Levels: A Texas company, Reata Pharmaceuticals, has licensed some of the triterpenoids from Dartmouth. In June 2009, Reata reported that one of them, bardoxolone methyl, improved kidney function by more than 20% after 28 days of use by patients with chronic kidney disease and type 2 diabetes. The drug, which is taken orally, also lowered patients' blood sugar levels.

Talking triterpenoids

See an interview with one of the scientists working on triterpenoids, and more.
Learn more

Rare: The company had previously tested bardoxolone in patients with advanced pancreatic cancer. Those trials resulted in the Food and Drug Administration granting Reata an orphan drug designation for bardoxolone. This provides companies with incentives, such as reductions in regulatory fees, to produce drugs for rare diseases. The company has since turned its efforts toward testing bardoxolone for the treatment of chronic kidney disease and type 2 diabetes, in hopes of bringing the drug to market sooner.

Most of the preclinical work on bardoxolone and other synthetic triterpenoids was conducted at Dartmouth.
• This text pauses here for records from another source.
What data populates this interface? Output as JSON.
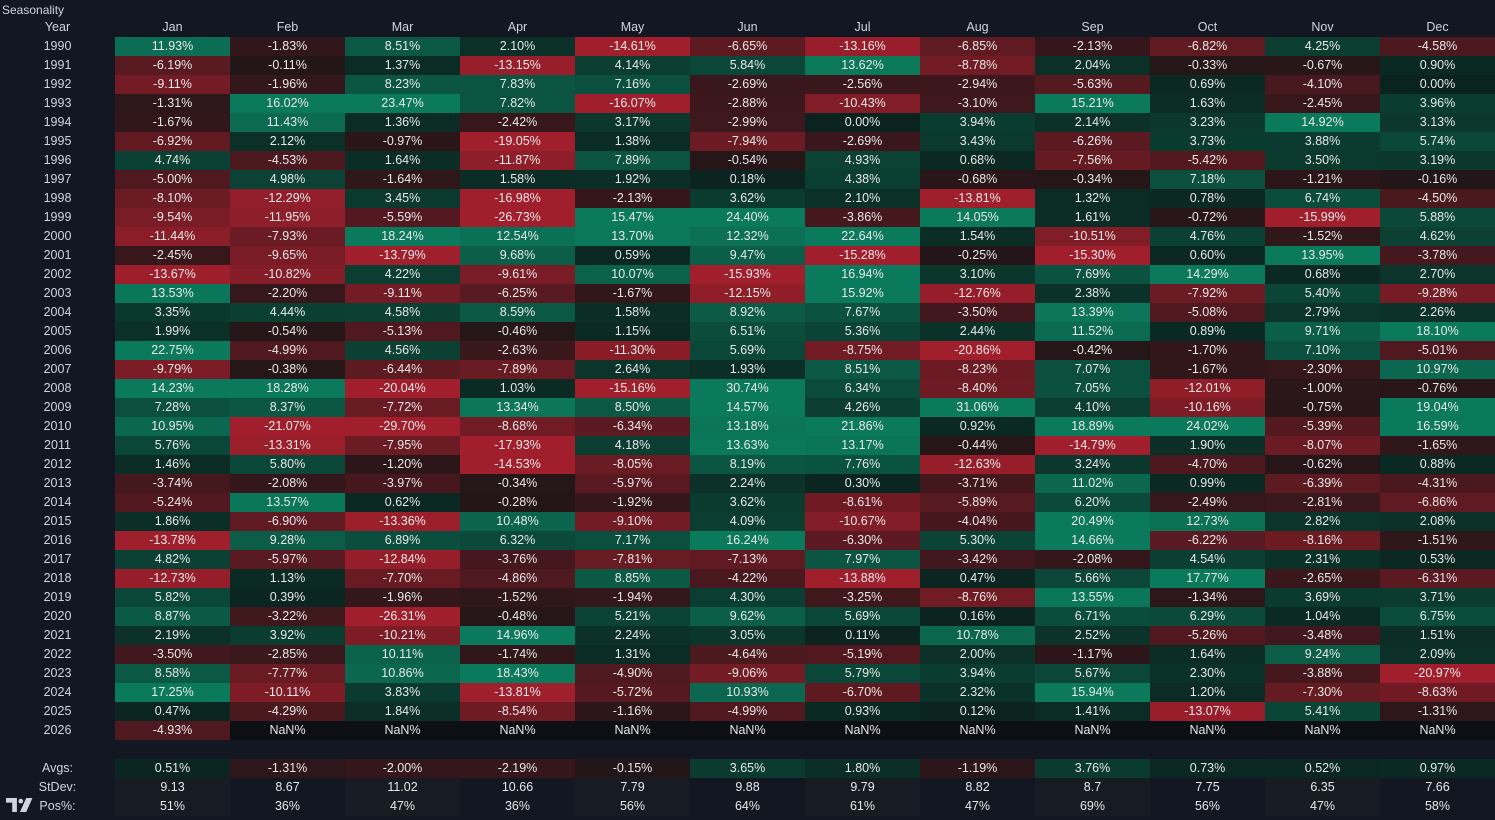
{
  "title": "Seasonality",
  "header": {
    "year_label": "Year",
    "months": [
      "Jan",
      "Feb",
      "Mar",
      "Apr",
      "May",
      "Jun",
      "Jul",
      "Aug",
      "Sep",
      "Oct",
      "Nov",
      "Dec"
    ]
  },
  "rows": [
    {
      "year": "1990",
      "values": [
        "11.93%",
        "-1.83%",
        "8.51%",
        "2.10%",
        "-14.61%",
        "-6.65%",
        "-13.16%",
        "-6.85%",
        "-2.13%",
        "-6.82%",
        "4.25%",
        "-4.58%"
      ]
    },
    {
      "year": "1991",
      "values": [
        "-6.19%",
        "-0.11%",
        "1.37%",
        "-13.15%",
        "4.14%",
        "5.84%",
        "13.62%",
        "-8.78%",
        "2.04%",
        "-0.33%",
        "-0.67%",
        "0.90%"
      ]
    },
    {
      "year": "1992",
      "values": [
        "-9.11%",
        "-1.96%",
        "8.23%",
        "7.83%",
        "7.16%",
        "-2.69%",
        "-2.56%",
        "-2.94%",
        "-5.63%",
        "0.69%",
        "-4.10%",
        "0.00%"
      ]
    },
    {
      "year": "1993",
      "values": [
        "-1.31%",
        "16.02%",
        "23.47%",
        "7.82%",
        "-16.07%",
        "-2.88%",
        "-10.43%",
        "-3.10%",
        "15.21%",
        "1.63%",
        "-2.45%",
        "3.96%"
      ]
    },
    {
      "year": "1994",
      "values": [
        "-1.67%",
        "11.43%",
        "1.36%",
        "-2.42%",
        "3.17%",
        "-2.99%",
        "0.00%",
        "3.94%",
        "2.14%",
        "3.23%",
        "14.92%",
        "3.13%"
      ]
    },
    {
      "year": "1995",
      "values": [
        "-6.92%",
        "2.12%",
        "-0.97%",
        "-19.05%",
        "1.38%",
        "-7.94%",
        "-2.69%",
        "3.43%",
        "-6.26%",
        "3.73%",
        "3.88%",
        "5.74%"
      ]
    },
    {
      "year": "1996",
      "values": [
        "4.74%",
        "-4.53%",
        "1.64%",
        "-11.87%",
        "7.89%",
        "-0.54%",
        "4.93%",
        "0.68%",
        "-7.56%",
        "-5.42%",
        "3.50%",
        "3.19%"
      ]
    },
    {
      "year": "1997",
      "values": [
        "-5.00%",
        "4.98%",
        "-1.64%",
        "1.58%",
        "1.92%",
        "0.18%",
        "4.38%",
        "-0.68%",
        "-0.34%",
        "7.18%",
        "-1.21%",
        "-0.16%"
      ]
    },
    {
      "year": "1998",
      "values": [
        "-8.10%",
        "-12.29%",
        "3.45%",
        "-16.98%",
        "-2.13%",
        "3.62%",
        "2.10%",
        "-13.81%",
        "1.32%",
        "0.78%",
        "6.74%",
        "-4.50%"
      ]
    },
    {
      "year": "1999",
      "values": [
        "-9.54%",
        "-11.95%",
        "-5.59%",
        "-26.73%",
        "15.47%",
        "24.40%",
        "-3.86%",
        "14.05%",
        "1.61%",
        "-0.72%",
        "-15.99%",
        "5.88%"
      ]
    },
    {
      "year": "2000",
      "values": [
        "-11.44%",
        "-7.93%",
        "18.24%",
        "12.54%",
        "13.70%",
        "12.32%",
        "22.64%",
        "1.54%",
        "-10.51%",
        "4.76%",
        "-1.52%",
        "4.62%"
      ]
    },
    {
      "year": "2001",
      "values": [
        "-2.45%",
        "-9.65%",
        "-13.79%",
        "9.68%",
        "0.59%",
        "9.47%",
        "-15.28%",
        "-0.25%",
        "-15.30%",
        "0.60%",
        "13.95%",
        "-3.78%"
      ]
    },
    {
      "year": "2002",
      "values": [
        "-13.67%",
        "-10.82%",
        "4.22%",
        "-9.61%",
        "10.07%",
        "-15.93%",
        "16.94%",
        "3.10%",
        "7.69%",
        "14.29%",
        "0.68%",
        "2.70%"
      ]
    },
    {
      "year": "2003",
      "values": [
        "13.53%",
        "-2.20%",
        "-9.11%",
        "-6.25%",
        "-1.67%",
        "-12.15%",
        "15.92%",
        "-12.76%",
        "2.38%",
        "-7.92%",
        "5.40%",
        "-9.28%"
      ]
    },
    {
      "year": "2004",
      "values": [
        "3.35%",
        "4.44%",
        "4.58%",
        "8.59%",
        "1.58%",
        "8.92%",
        "7.67%",
        "-3.50%",
        "13.39%",
        "-5.08%",
        "2.79%",
        "2.26%"
      ]
    },
    {
      "year": "2005",
      "values": [
        "1.99%",
        "-0.54%",
        "-5.13%",
        "-0.46%",
        "1.15%",
        "6.51%",
        "5.36%",
        "2.44%",
        "11.52%",
        "0.89%",
        "9.71%",
        "18.10%"
      ]
    },
    {
      "year": "2006",
      "values": [
        "22.75%",
        "-4.99%",
        "4.56%",
        "-2.63%",
        "-11.30%",
        "5.69%",
        "-8.75%",
        "-20.86%",
        "-0.42%",
        "-1.70%",
        "7.10%",
        "-5.01%"
      ]
    },
    {
      "year": "2007",
      "values": [
        "-9.79%",
        "-0.38%",
        "-6.44%",
        "-7.89%",
        "2.64%",
        "1.93%",
        "8.51%",
        "-8.23%",
        "7.07%",
        "-1.67%",
        "-2.30%",
        "10.97%"
      ]
    },
    {
      "year": "2008",
      "values": [
        "14.23%",
        "18.28%",
        "-20.04%",
        "1.03%",
        "-15.16%",
        "30.74%",
        "6.34%",
        "-8.40%",
        "7.05%",
        "-12.01%",
        "-1.00%",
        "-0.76%"
      ]
    },
    {
      "year": "2009",
      "values": [
        "7.28%",
        "8.37%",
        "-7.72%",
        "13.34%",
        "8.50%",
        "14.57%",
        "4.26%",
        "31.06%",
        "4.10%",
        "-10.16%",
        "-0.75%",
        "19.04%"
      ]
    },
    {
      "year": "2010",
      "values": [
        "10.95%",
        "-21.07%",
        "-29.70%",
        "-8.68%",
        "-6.34%",
        "13.18%",
        "21.86%",
        "0.92%",
        "18.89%",
        "24.02%",
        "-5.39%",
        "16.59%"
      ]
    },
    {
      "year": "2011",
      "values": [
        "5.76%",
        "-13.31%",
        "-7.95%",
        "-17.93%",
        "4.18%",
        "13.63%",
        "13.17%",
        "-0.44%",
        "-14.79%",
        "1.90%",
        "-8.07%",
        "-1.65%"
      ]
    },
    {
      "year": "2012",
      "values": [
        "1.46%",
        "5.80%",
        "-1.20%",
        "-14.53%",
        "-8.05%",
        "8.19%",
        "7.76%",
        "-12.63%",
        "3.24%",
        "-4.70%",
        "-0.62%",
        "0.88%"
      ]
    },
    {
      "year": "2013",
      "values": [
        "-3.74%",
        "-2.08%",
        "-3.97%",
        "-0.34%",
        "-5.97%",
        "2.24%",
        "0.30%",
        "-3.71%",
        "11.02%",
        "0.99%",
        "-6.39%",
        "-4.31%"
      ]
    },
    {
      "year": "2014",
      "values": [
        "-5.24%",
        "13.57%",
        "0.62%",
        "-0.28%",
        "-1.92%",
        "3.62%",
        "-8.61%",
        "-5.89%",
        "6.20%",
        "-2.49%",
        "-2.81%",
        "-6.86%"
      ]
    },
    {
      "year": "2015",
      "values": [
        "1.86%",
        "-6.90%",
        "-13.36%",
        "10.48%",
        "-9.10%",
        "4.09%",
        "-10.67%",
        "-4.04%",
        "20.49%",
        "12.73%",
        "2.82%",
        "2.08%"
      ]
    },
    {
      "year": "2016",
      "values": [
        "-13.78%",
        "9.28%",
        "6.89%",
        "6.32%",
        "7.17%",
        "16.24%",
        "-6.30%",
        "5.30%",
        "14.66%",
        "-6.22%",
        "-8.16%",
        "-1.51%"
      ]
    },
    {
      "year": "2017",
      "values": [
        "4.82%",
        "-5.97%",
        "-12.84%",
        "-3.76%",
        "-7.81%",
        "-7.13%",
        "7.97%",
        "-3.42%",
        "-2.08%",
        "4.54%",
        "2.31%",
        "0.53%"
      ]
    },
    {
      "year": "2018",
      "values": [
        "-12.73%",
        "1.13%",
        "-7.70%",
        "-4.86%",
        "8.85%",
        "-4.22%",
        "-13.88%",
        "0.47%",
        "5.66%",
        "17.77%",
        "-2.65%",
        "-6.31%"
      ]
    },
    {
      "year": "2019",
      "values": [
        "5.82%",
        "0.39%",
        "-1.96%",
        "-1.52%",
        "-1.94%",
        "4.30%",
        "-3.25%",
        "-8.76%",
        "13.55%",
        "-1.34%",
        "3.69%",
        "3.71%"
      ]
    },
    {
      "year": "2020",
      "values": [
        "8.87%",
        "-3.22%",
        "-26.31%",
        "-0.48%",
        "5.21%",
        "9.62%",
        "5.69%",
        "0.16%",
        "6.71%",
        "6.29%",
        "1.04%",
        "6.75%"
      ]
    },
    {
      "year": "2021",
      "values": [
        "2.19%",
        "3.92%",
        "-10.21%",
        "14.96%",
        "2.24%",
        "3.05%",
        "0.11%",
        "10.78%",
        "2.52%",
        "-5.26%",
        "-3.48%",
        "1.51%"
      ]
    },
    {
      "year": "2022",
      "values": [
        "-3.50%",
        "-2.85%",
        "10.11%",
        "-1.74%",
        "1.31%",
        "-4.64%",
        "-5.19%",
        "2.00%",
        "-1.17%",
        "1.64%",
        "9.24%",
        "2.09%"
      ]
    },
    {
      "year": "2023",
      "values": [
        "8.58%",
        "-7.77%",
        "10.86%",
        "18.43%",
        "-4.90%",
        "-9.06%",
        "5.79%",
        "3.94%",
        "5.67%",
        "2.30%",
        "-3.88%",
        "-20.97%"
      ]
    },
    {
      "year": "2024",
      "values": [
        "17.25%",
        "-10.11%",
        "3.83%",
        "-13.81%",
        "-5.72%",
        "10.93%",
        "-6.70%",
        "2.32%",
        "15.94%",
        "1.20%",
        "-7.30%",
        "-8.63%"
      ]
    },
    {
      "year": "2025",
      "values": [
        "0.47%",
        "-4.29%",
        "1.84%",
        "-8.54%",
        "-1.16%",
        "-4.99%",
        "0.93%",
        "0.12%",
        "1.41%",
        "-13.07%",
        "5.41%",
        "-1.31%"
      ]
    },
    {
      "year": "2026",
      "values": [
        "-4.93%",
        "NaN%",
        "NaN%",
        "NaN%",
        "NaN%",
        "NaN%",
        "NaN%",
        "NaN%",
        "NaN%",
        "NaN%",
        "NaN%",
        "NaN%"
      ]
    }
  ],
  "stats": [
    {
      "label": "Avgs:",
      "values": [
        "0.51%",
        "-1.31%",
        "-2.00%",
        "-2.19%",
        "-0.15%",
        "3.65%",
        "1.80%",
        "-1.19%",
        "3.76%",
        "0.73%",
        "0.52%",
        "0.97%"
      ],
      "colored": true
    },
    {
      "label": "StDev:",
      "values": [
        "9.13",
        "8.67",
        "11.02",
        "10.66",
        "7.79",
        "9.88",
        "9.79",
        "8.82",
        "8.7",
        "7.75",
        "6.35",
        "7.66"
      ],
      "colored": false
    },
    {
      "label": "Pos%:",
      "values": [
        "51%",
        "36%",
        "47%",
        "36%",
        "56%",
        "64%",
        "61%",
        "47%",
        "69%",
        "56%",
        "47%",
        "58%"
      ],
      "colored": false
    }
  ],
  "colors": {
    "background": "#131722",
    "positive": "#0b7a5c",
    "negative": "#a11f2c",
    "neutral": "#0b1414",
    "text": "#e8e8e8",
    "label": "#d1d4dc"
  },
  "logo_icon": "tradingview-logo-icon"
}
Synthetic triterpenoids were conceived in the 1990s by Dartmouth chemists Gordon Gribble, Ph.D., and Tadashi Honda, Ph.D., and tested for bioactivity by Sporn and members of his lab. The goal was to magnify the mild anti-inflammatory and anticancer properties of triterpenoids that occur naturally in plants. In 1998, Honda synthesized a compound named CDDO, which was close to half a million times more potent than natural triterpenoids. CDDO became the backbone upon which Honda created several more compounds that are currently being tested by Reata, Sporn's lab, and scientists at Johns Hopkins and Cornell.
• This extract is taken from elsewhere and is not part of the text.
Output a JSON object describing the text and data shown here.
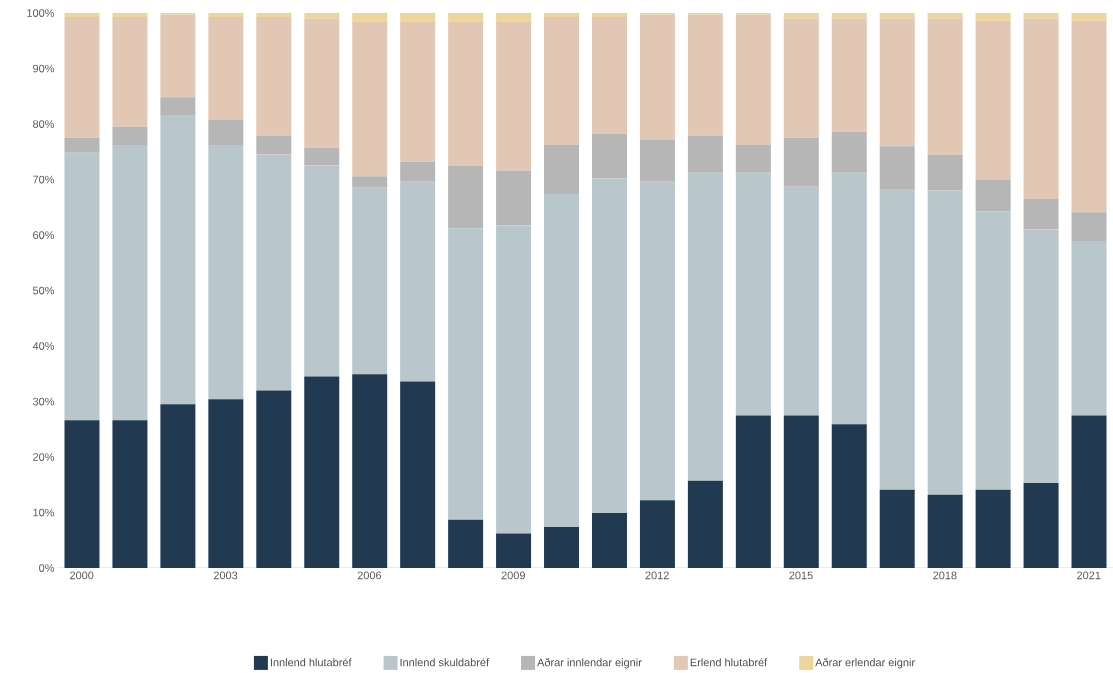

Lung: Sporn and Liby have shown in several studies that bardoxolone, or CDDO-methyl ester, as it is known scientifically, prevents and successfully treats lung cancer and breast cancer in mice. For example, in the December 2009 issue of Cancer Prevention Research, they reported that bardoxolone reduced by 92% the average number and size of tumors in mice with lung cancer. And in the July 2008 issue of Clinical Cancer Research, they reported that the drug arrested the growth of 86% of tumors in mice with estrogen receptor-negative breast cancer.

Now, they and their collaborators are looking at applications of synthetic triterpenoids to diseases other than cancer. Sporn and researchers at Johns Hopkins and Northwestern coauthored a review article in Vision Research in which they describe how Nrf2 can protect against oxidative stress in the eye and potentially prevent age-related macular degeneration, a leading cause of vision loss in the elderly. And Ian Pitha-Rowe, M.D., Ph.D., a researcher in Sporn's lab, showed that CDDO derivatives protect retinal cells from oxidative stress. Other papers in the past year reported that triterpenoids may be useful in preventing pulmonary diseases such as emphysema and in treating neurodegenerative diseases such as Parkinson's.

Market: With so many promising publications, it might seem almost a certainty that synthetic triterpenoids will make it to market. Sporn, who has been trying to develop chemopreventive drugs for more than 30 years, is optimistic about the future of triterpenoids, but cautious, too. He knows there are still several hurdles that must be cleared before the drugs make it to the bedside. The key, he says, is not to stumble in "the very last lap of this marathon."